If we use the degree-1 quadrature element or use a rectangular element by commenting

mesh.geometry.x[0, 1] += 0.5

the derivatives are consistent again:

[[0.62200847 0.16666667 0.16666667 0.0446582 ]]
[0.62200847 0.16666667 0.16666667 0.0446582 ]

It would help if you did specify what the two methods are trying to compute (mathematically), and why they should be equivalent.

As far as i can tell by looking at this on my phone:

makes the element non-affine, as you are perturbing a single coordinate in your geometry.

Then you might be underintegrating the form:

(Note that it is unclear why you call the derivative here, as the form is linear in u.)

Thanks for the reply, @dokken! My initial goal is to compute a Jacobian matrix, \partial p_i / \partial q_j, with p_i defined at the quadrature point (such as the strain component) and q_j defined at the node (such as the displacement). Indices i and j are the DOF counts of p and q, respectively.

In the current simplified setup, I set p = u defined at the quadrature point and q = u defined at the node. The first method is something artificial. It is less explainable and may not be correct, although it seems to work for rectangular elements. The second method is the finite difference to approximate \partial p_i / \partial q_j.

Currently, I am working on the unstructured mesh, and the element might be non-affine. So I wonder if there is a way to evaluate \partial p_i / \partial q_j for the unstructured mesh.

I have fixed this problem now and would like to share the revised code here for future readers:

from mpi4py import MPI
from dolfinx.mesh import create_rectangle, CellType
import scipy
import ufl
import numpy as np

from dolfinx.fem import functionspace, Function, Expression, form
from dolfinx.fem.petsc import create_matrix, assemble_matrix
from basix.ufl import quadrature_element
import basix


mesh = create_rectangle(MPI.COMM_WORLD, [[0.0, 0.0], [3.5, 4]],
                        [1, 2], CellType.quadrilateral)
mesh.geometry.x[0, 1] += 0.2

quad_degree = 1
quad_element = quadrature_element(mesh.topology.cell_name(), degree=quad_degree)

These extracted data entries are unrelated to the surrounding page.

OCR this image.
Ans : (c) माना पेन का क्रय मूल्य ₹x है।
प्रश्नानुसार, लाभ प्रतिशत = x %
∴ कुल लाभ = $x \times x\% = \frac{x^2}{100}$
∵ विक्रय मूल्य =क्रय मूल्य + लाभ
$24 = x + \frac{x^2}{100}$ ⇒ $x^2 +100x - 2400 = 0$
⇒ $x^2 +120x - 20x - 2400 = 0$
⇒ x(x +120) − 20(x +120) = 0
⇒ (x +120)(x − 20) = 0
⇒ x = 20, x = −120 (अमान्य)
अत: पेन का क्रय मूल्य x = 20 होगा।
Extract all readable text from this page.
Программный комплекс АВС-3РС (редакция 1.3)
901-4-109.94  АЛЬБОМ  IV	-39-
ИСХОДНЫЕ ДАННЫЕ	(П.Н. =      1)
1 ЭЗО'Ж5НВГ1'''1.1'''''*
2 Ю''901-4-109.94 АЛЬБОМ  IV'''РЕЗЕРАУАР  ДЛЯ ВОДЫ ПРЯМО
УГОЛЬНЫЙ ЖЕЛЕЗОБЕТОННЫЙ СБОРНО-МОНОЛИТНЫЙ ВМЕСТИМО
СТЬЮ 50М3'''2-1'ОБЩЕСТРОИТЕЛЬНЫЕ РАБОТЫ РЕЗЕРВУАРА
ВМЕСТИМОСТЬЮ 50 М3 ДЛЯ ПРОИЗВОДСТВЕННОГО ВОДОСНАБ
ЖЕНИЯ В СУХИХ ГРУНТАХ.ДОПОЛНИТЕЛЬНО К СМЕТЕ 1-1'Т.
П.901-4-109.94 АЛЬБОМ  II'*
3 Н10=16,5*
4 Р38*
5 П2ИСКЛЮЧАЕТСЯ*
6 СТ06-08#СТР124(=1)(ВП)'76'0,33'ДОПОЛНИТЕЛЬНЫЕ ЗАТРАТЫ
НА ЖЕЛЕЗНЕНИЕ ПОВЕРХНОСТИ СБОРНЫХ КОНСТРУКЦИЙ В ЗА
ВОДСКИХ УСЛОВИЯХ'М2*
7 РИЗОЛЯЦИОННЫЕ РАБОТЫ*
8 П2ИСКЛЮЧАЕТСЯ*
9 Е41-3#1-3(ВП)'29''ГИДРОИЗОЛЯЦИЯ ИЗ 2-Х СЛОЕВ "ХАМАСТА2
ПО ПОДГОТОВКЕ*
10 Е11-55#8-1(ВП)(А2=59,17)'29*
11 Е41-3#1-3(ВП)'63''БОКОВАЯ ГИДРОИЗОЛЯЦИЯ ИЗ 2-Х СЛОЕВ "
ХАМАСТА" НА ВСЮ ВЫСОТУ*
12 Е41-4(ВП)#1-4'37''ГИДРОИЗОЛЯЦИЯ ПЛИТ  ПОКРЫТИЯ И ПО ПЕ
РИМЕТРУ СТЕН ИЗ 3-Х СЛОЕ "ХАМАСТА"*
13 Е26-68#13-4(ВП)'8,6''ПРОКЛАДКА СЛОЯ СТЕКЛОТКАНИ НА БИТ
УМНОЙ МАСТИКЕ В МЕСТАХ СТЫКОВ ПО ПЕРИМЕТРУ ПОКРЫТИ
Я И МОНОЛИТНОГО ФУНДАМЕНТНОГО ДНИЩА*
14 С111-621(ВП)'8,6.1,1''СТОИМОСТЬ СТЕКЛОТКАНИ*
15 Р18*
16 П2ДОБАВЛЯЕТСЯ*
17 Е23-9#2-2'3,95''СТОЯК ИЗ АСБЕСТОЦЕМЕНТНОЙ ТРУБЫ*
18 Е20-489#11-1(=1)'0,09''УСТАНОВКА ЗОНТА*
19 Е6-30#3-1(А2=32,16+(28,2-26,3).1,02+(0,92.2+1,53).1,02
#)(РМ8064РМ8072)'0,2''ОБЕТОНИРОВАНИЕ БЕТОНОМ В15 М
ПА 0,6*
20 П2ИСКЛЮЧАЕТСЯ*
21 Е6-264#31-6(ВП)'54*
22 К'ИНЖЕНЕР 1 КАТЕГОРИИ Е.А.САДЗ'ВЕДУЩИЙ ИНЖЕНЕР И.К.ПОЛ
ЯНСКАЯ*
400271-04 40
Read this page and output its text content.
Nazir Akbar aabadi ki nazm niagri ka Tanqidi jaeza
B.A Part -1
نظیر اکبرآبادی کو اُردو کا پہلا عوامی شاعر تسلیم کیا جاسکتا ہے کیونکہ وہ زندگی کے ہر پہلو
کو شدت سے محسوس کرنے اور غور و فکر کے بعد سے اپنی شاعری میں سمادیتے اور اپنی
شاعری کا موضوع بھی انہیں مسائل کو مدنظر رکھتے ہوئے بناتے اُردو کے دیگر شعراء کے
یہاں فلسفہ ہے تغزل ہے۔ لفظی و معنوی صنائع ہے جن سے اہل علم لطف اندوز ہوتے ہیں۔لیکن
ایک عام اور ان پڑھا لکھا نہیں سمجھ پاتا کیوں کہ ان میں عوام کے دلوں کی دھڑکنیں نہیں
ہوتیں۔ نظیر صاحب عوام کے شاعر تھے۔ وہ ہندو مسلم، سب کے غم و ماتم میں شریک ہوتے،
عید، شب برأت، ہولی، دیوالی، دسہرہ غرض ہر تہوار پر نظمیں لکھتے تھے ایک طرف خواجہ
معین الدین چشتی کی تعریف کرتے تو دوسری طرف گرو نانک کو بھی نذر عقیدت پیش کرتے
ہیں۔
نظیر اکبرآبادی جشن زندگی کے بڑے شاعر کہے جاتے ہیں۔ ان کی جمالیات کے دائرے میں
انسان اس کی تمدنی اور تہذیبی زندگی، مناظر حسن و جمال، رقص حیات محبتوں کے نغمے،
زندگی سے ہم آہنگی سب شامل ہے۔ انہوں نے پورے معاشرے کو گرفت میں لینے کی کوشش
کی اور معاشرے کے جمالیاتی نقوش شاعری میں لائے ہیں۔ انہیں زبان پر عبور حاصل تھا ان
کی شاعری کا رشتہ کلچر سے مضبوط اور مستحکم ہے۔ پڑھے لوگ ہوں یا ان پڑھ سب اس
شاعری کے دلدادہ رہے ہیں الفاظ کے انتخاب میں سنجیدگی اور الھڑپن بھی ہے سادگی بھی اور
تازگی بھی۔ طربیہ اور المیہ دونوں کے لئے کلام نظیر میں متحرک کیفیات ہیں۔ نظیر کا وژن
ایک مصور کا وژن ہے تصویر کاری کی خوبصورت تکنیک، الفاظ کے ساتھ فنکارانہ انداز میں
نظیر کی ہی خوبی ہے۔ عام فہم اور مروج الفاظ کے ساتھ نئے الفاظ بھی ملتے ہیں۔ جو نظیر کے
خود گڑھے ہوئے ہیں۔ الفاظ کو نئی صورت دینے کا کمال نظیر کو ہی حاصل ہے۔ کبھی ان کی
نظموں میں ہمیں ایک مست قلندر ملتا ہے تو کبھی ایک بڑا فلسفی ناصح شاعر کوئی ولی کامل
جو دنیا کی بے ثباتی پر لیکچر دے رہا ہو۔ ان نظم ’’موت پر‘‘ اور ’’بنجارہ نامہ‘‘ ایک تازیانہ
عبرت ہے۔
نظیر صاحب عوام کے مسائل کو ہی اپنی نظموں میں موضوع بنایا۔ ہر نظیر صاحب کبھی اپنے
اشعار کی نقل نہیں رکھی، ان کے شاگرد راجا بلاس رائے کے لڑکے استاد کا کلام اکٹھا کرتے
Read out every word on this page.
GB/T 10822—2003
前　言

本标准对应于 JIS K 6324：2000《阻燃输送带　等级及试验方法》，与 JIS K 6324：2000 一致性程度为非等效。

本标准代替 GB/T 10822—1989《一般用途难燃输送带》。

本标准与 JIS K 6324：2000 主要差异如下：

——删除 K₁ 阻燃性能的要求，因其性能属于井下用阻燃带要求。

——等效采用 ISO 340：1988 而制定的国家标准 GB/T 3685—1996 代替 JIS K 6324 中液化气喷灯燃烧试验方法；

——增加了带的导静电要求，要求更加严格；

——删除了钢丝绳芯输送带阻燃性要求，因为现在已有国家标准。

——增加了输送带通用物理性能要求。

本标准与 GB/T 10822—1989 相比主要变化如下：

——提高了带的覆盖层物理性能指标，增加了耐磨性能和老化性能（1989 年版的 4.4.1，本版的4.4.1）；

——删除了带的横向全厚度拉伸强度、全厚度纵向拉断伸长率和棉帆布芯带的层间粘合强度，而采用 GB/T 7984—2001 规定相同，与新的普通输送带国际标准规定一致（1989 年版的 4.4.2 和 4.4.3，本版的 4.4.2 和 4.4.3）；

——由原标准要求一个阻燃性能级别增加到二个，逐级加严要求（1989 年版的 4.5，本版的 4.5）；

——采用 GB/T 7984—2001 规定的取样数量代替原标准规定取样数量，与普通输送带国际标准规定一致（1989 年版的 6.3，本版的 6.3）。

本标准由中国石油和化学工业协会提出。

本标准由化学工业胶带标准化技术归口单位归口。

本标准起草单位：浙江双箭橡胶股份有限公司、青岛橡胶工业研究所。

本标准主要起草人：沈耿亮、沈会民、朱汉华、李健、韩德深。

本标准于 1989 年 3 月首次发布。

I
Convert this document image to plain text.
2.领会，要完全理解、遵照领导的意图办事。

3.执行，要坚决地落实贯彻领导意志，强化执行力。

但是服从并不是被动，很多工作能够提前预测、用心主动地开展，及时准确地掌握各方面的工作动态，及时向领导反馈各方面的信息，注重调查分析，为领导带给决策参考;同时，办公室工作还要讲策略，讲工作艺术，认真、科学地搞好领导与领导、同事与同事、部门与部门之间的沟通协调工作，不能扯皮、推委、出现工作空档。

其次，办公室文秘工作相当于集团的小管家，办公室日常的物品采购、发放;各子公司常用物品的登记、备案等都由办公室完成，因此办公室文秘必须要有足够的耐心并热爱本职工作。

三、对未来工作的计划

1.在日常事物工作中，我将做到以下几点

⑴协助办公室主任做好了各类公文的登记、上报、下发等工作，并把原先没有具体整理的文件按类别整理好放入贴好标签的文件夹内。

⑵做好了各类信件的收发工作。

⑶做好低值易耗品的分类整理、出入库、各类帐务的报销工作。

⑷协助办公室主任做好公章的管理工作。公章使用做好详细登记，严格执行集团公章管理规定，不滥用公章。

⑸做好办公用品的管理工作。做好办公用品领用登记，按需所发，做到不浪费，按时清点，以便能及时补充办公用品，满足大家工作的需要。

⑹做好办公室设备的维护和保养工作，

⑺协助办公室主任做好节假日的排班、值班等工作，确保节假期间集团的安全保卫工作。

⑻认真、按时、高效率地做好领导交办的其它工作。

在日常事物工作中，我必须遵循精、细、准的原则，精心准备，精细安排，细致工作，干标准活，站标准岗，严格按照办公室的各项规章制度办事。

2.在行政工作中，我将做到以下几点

S0 = functionspace(mesh, ("DG", 0))
S = functionspace(mesh, ("CG", 1))
SQ = functionspace(mesh, quad_element)

u = Function(S)
w = Function(SQ)
uq = Function(SQ)
v = ufl.TestFunction(SQ)

quad_points, quad_weights = basix.make_quadrature(
    basix.cell.string_to_type(mesh.topology.cell_name()), degree=quad_degree)
w.vector.array = np.tile(quad_weights, int(w.vector.array.size/quad_weights.size))

# Direct computation
factor = w * abs(ufl.JacobianDeterminant(mesh))
expr = ufl.derivative(u*v/factor*ufl.dx, u)
dudu_form = form(expr)
dudu_mat = create_matrix(dudu_form)
assemble_matrix(dudu_mat, dudu_form)
dudu_mat.assemble()
ai, aj, av = dudu_mat.getValuesCSR()
mat = scipy.sparse.csr_matrix((av, aj, ai)).todense()

# Finite difference
u_expr = Expression(u, quad_points)
uq.interpolate(u_expr)
value1 = uq.vector.array.copy()

idx, eps = 0, 1e-6
u.vector.array[idx] += eps
uq.interpolate(u_expr)
value2 = uq.vector.array.copy()

# Check the values
fenicsx_sol = mat[:, idx].ravel()
finite_difference = (value2-value1) / eps
print(fenicsx_sol)
print(finite_difference)

The key line is factor = w * abs(ufl.JacobianDeterminant(mesh)). For a variable, p, defined at a quadrature point, it is evaluated as m = w \cdot j \cdot p in FEniCSx. Here, w is the weight at that quadrature point, and j is the Jacobian determinant.

To get the p value, we simply evaluate p = m / f with f = w \cdot j. In my original post, it accidentally holds N = 1/w and V \equiv j for an affine quad element. Here, N is the number of integration points per element, and V is the element volume. For the non-affine element, we can use the code above.